# ProForm red lid sanding



## RRC (May 16, 2020)

Does anyone know how the red lid mud sands ? I have to use it on a house coming up. Thanks !


----------



## Mjaw (Nov 24, 2020)

RRC said:


> Does anyone know how the red lid mud sands ? I have to use it on a house coming up. Thanks !





RRC said:


> Does anyone know how the red lid mud sands ? I have to use it on a house coming up. Thanks !


Do to the mud shortage?


----------



## RRC (May 16, 2020)

Mjaw said:


> Do to the mud shortage?


Yes


----------



## RRC (May 16, 2020)

I have a bad shoulder and Plus3 works well for me sanding but the supplier only has the red lid now.


----------



## DonnieTheTaper (May 2, 2021)

Red lid proform is pretty good mud.. be careful putting water in it because it gets soupy quick! Doesn't shrink much and a bit easier to sand compared to other mid weight muds.. make sure you rough in with heavyweight because it easy to wipe all the mud out of the tape.. power sander I would use 220.. pole.. 150 grits.. only downside is if there no airflow it will take a while to fully dry


----------



## weekionglim (Apr 10, 2021)

DonnieTheTaper said:


> Red lid proform is pretty good mud.. be careful putting water in it because it gets soupy quick!

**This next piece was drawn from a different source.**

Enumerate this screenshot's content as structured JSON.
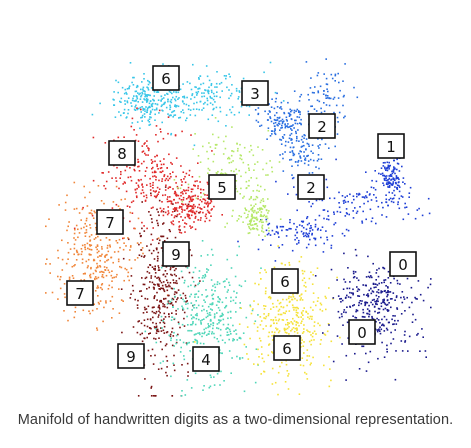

Doesn't shrink much and a bit easier to sand compared to other mid weight muds.. make sure you rough in with heavyweight because it easy to wipe all the mud out of the tape.. power sander I would use 220.. pole.. 150 grits.. only downside is if there no airflow it will take a while to fully dry


Can proform red lid use for taping ?


----------



## RRC (May 16, 2020)

Yes . I just finished a house with it and taped all my angles with it . It finished and sanded great.


----------



## weekionglim (Apr 10, 2021)

After taped with red lid proform ,what mud u use for 3 coat


----------



## RRC (May 16, 2020)

I completely finished it with red lid


----------



## weekionglim (Apr 10, 2021)

Which is easy , only one type of mud from taping to final coat 👏👏👏


----------